The use of the high-throughput methods shifts chemical testing from whole animals with intact organs working together in a complex system to a simpler arrangement of cells in a lab dish. This simplification of the system used to test for toxicity will make interpretation of results more difficult, say Caroline (Cal) Baier-Anderson, a health scientist at Environmental Defense, and Richard A. Becker, senior toxicologist with the American Chemistry Council.

According to Becker, a lot of science needs to be done before regulated industry and federal agencies can have confidence that the high-throughput tests predict chemical toxicity with adequate certainty. It is important to differentiate cellular changes that lead to toxic effects from those that are reversible perturbations in normal physiology, he tells C&EN.

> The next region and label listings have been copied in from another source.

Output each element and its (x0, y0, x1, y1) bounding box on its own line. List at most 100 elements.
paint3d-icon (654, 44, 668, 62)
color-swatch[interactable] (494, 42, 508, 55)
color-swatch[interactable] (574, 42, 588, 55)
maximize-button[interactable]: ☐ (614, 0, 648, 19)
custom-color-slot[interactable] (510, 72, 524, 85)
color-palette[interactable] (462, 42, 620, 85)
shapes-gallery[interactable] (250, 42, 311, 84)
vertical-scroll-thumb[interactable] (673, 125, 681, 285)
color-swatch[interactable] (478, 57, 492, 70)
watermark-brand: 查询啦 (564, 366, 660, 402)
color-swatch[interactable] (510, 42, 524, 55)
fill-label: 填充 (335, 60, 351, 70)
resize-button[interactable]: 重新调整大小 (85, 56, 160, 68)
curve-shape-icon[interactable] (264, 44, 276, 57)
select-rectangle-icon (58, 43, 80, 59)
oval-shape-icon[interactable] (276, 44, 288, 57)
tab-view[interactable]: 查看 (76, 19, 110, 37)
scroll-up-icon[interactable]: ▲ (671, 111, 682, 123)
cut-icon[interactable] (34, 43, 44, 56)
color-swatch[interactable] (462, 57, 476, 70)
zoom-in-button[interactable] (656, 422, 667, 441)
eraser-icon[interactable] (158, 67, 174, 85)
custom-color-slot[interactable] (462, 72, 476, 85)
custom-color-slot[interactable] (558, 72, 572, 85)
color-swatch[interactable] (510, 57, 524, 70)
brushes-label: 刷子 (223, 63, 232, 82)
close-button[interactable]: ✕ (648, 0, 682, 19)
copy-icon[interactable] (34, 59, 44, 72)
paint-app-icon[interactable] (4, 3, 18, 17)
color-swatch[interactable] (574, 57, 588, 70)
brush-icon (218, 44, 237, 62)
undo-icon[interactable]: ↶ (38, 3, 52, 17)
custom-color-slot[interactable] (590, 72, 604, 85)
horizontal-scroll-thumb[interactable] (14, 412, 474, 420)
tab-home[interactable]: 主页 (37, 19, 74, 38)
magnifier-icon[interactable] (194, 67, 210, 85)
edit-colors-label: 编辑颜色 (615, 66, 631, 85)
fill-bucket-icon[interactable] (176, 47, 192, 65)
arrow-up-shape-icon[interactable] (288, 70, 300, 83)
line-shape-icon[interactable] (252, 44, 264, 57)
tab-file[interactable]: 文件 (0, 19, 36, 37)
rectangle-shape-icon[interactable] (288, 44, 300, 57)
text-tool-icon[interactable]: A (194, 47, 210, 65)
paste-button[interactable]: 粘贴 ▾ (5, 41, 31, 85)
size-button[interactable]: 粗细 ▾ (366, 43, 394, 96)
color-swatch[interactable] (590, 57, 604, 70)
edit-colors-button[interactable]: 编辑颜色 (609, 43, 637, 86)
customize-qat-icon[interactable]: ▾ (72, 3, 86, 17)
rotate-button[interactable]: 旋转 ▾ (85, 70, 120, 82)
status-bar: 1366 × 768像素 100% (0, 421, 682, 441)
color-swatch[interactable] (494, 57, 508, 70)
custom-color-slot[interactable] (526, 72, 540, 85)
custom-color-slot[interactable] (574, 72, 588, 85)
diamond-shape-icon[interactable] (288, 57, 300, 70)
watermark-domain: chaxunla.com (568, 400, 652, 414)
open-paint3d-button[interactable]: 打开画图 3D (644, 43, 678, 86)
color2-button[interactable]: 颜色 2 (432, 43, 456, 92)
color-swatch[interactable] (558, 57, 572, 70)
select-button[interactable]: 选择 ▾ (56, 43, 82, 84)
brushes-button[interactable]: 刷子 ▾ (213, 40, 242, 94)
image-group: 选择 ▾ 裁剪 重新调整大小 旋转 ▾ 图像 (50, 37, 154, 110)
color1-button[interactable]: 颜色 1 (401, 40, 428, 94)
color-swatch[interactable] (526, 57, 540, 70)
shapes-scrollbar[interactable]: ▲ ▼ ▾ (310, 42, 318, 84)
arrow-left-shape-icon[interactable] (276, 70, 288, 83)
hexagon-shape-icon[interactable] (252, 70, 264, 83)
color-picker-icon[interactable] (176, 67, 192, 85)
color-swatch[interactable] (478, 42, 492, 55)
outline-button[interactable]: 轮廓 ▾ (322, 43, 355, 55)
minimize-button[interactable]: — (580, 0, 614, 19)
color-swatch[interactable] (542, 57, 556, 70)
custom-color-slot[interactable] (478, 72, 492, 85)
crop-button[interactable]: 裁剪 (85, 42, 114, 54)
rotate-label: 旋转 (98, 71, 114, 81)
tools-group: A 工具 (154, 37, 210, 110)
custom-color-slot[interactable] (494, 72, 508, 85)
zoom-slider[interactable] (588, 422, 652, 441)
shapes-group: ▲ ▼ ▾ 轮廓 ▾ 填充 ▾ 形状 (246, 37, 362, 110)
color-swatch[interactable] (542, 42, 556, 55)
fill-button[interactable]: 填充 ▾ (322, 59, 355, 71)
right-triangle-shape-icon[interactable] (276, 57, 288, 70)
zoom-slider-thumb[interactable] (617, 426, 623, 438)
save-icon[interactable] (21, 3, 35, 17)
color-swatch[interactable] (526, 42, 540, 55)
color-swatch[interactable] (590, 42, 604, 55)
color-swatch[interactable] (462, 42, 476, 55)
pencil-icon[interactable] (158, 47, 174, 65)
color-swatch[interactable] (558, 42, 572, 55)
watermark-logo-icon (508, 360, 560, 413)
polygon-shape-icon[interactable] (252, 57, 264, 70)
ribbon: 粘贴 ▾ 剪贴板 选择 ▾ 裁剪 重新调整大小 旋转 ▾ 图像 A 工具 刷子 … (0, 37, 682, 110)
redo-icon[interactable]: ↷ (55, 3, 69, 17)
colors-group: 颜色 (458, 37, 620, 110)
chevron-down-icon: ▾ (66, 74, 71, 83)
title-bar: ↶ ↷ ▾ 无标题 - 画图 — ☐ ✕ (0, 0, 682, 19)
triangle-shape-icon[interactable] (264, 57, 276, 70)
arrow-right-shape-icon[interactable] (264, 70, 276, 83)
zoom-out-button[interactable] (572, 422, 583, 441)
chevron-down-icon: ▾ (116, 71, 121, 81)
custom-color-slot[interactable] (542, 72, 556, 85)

Baier-Anderson points out that whether people might develop cancer or a birth defect or reproductive problems from a chemical often depends on when during their development they are exposed to the substance. Cell-based tests may not be able to mimic the toxic effects that change during stages of development, she says.

She also predicts that regulators, manufacturers, environmental groups, and people exposed to a chemical will disagree about when cell-based toxicity data show enough evidence to trigger regulatory action.

"We argue over it with animal bioassays," Baier-Anderson says, adding, "We will continue to argue over it with in vitro bioassays."